Surrounded by city leaders, foundation partners, and kindergartners, San Francisco Mayor Gavin Newsom launched last Tuesday a new initiative that could have a significant impact on the city’s Asian-American community. The pilot, Kindergarten to College, will make San Francisco the first city in the nation to seed college savings accounts for children entering its public schools.
The Kindergarten to College pilot will provide savings accounts for students in 18 public schools this year, and over the next three years will expand to include all kindergartners citywide. Overall, the San Francisco Unified School District (SFUSD) is almost 50-percent Chinese, Japanese, Pacific Islander or Filipino. Several schools participating this year, including Francis Scott Key Elementary, Sutro Elementary and Yick Wo Elementary, have large populations of Asian American students. Gordon J. Lau Elementary is more than 50-percent Asian American.
About 1,200 kindergarten students, or a quarter of the city’s kindergartners, will receive accounts this year. The accounts, which are being seeded with $50 by the city, are designed to create a platform for college savings and encourage more students to pursue higher education.
“We are not just saying every child can go to college. We are now providing families with the financial tools necessary to make this a reality,” said Newsom in a statement.

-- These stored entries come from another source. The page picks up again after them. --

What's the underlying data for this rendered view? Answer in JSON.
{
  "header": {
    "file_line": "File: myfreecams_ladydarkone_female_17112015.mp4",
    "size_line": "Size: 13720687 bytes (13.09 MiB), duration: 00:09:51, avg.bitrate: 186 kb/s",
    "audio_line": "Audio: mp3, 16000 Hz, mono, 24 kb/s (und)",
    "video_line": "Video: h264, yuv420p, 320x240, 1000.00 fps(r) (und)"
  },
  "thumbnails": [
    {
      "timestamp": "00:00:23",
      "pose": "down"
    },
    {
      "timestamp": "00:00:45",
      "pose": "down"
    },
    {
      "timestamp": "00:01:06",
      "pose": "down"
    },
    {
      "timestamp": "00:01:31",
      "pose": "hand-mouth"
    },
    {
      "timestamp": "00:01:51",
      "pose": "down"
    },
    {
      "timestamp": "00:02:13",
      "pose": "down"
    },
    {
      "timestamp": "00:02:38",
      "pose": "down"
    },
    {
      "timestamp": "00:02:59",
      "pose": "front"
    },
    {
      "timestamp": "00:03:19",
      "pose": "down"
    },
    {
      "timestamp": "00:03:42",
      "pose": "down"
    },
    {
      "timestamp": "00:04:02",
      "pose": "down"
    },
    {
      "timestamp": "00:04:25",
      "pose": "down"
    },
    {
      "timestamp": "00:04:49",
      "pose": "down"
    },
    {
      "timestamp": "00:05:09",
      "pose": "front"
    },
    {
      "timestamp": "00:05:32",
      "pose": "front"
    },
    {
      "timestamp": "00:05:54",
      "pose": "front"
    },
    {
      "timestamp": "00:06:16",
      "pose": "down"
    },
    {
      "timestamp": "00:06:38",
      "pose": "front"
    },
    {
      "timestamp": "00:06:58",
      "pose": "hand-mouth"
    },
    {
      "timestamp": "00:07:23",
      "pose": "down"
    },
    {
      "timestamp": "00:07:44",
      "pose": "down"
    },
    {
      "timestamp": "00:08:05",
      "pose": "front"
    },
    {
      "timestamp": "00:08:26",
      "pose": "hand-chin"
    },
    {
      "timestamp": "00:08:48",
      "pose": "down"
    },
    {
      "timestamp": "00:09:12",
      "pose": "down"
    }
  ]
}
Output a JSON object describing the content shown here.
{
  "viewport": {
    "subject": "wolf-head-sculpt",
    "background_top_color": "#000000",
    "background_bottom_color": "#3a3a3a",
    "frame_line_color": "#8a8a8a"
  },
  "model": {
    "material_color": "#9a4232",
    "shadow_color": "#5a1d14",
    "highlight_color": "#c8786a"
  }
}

The city will open the accounts and provide an initial deposit, which will be doubled to $100 for students who qualify for free or reduced lunches. Kindergarten to College will also provide incentives for nonprofit organizations, corporations, friends and family to donate and save.
The city partnered with Citibank to provide the accounts, which will be opened automatically and at no cost to families. San Francisco nonprofit EARN, which specializes in micro-lending for low-income individuals and families, will match $100 for each family who saves $100 in the first year of the program.
“One in three San Francisco children is born into a family with no savings or assets of any kind,” said City Treasurer José Cisneros. “By helping every family open an account and demonstrating the power of savings, we will do much to reduce financial exclusion and increase the chances that more of our children will go to college.”
Although the city acknowledges that its contribution will not cover the full cost of college tuition, leaders hope that simply having an account will be hope in concrete form for students who may otherwise have thought seen college was as out of reach. In San Francisco, 18-percent of public school students never graduate from high school, according to SFUSD statistics.
According to a U.S. Study of Consumer Finances, 20-percent of Asian American immigrants nationally lack a basic bank account. Although Asian Americans have one of the nation’s highest college attendance rates, Asian Americans of certain heritages still face blocks to higher education.
A study by the National Commission on Asian-American and Pacific Islander Research in Education found that only 12- to 13-percent of members of Cambodian, Laotian and Hmong communities in America age 25 and older have a bachelor’s degree or higher. The majority have a high school degree or less, and similar rates can be found among Tongan, Samoan, Guamanian and native Hawaiian communities.
The idea that just having a savings account can make a difference in student’s educational aspirations is supported by a recent study from the Center for Social Development at Washington University in St. Louis, which showed that having a college savings account makes kids seven times more likely to attend, regardless of income or race.
This year about $257,000 has been set aside in the city’s budget to implement the program, providing savings accounts for children.
At Tuesday’s launch, Newsom faced questions about whether the city could afford the initiative, in light of its estimated $460 million budget deficit next year. Newsom responded that the pilot’s cost is negligible relative to a city budget, noting it represented a thousandth of one-percent of the budget, and called the pilot a targeted investment that’s likely to yield much larger returns in the future.
“We’ve already attracted more money than we’ve invested,” Newsom said.
Anne Stuhldreher, a senior fellow with the New America Foundation, noted that despite tough fiscal times, certain investments pay off. The Foundation has worked closely with city officials on the development of the pilot program.
“These are tough budgetary times, and every dollar should be working as hard as it can,” said Stuhldreher. “This will be a small investment with big payoffs later.”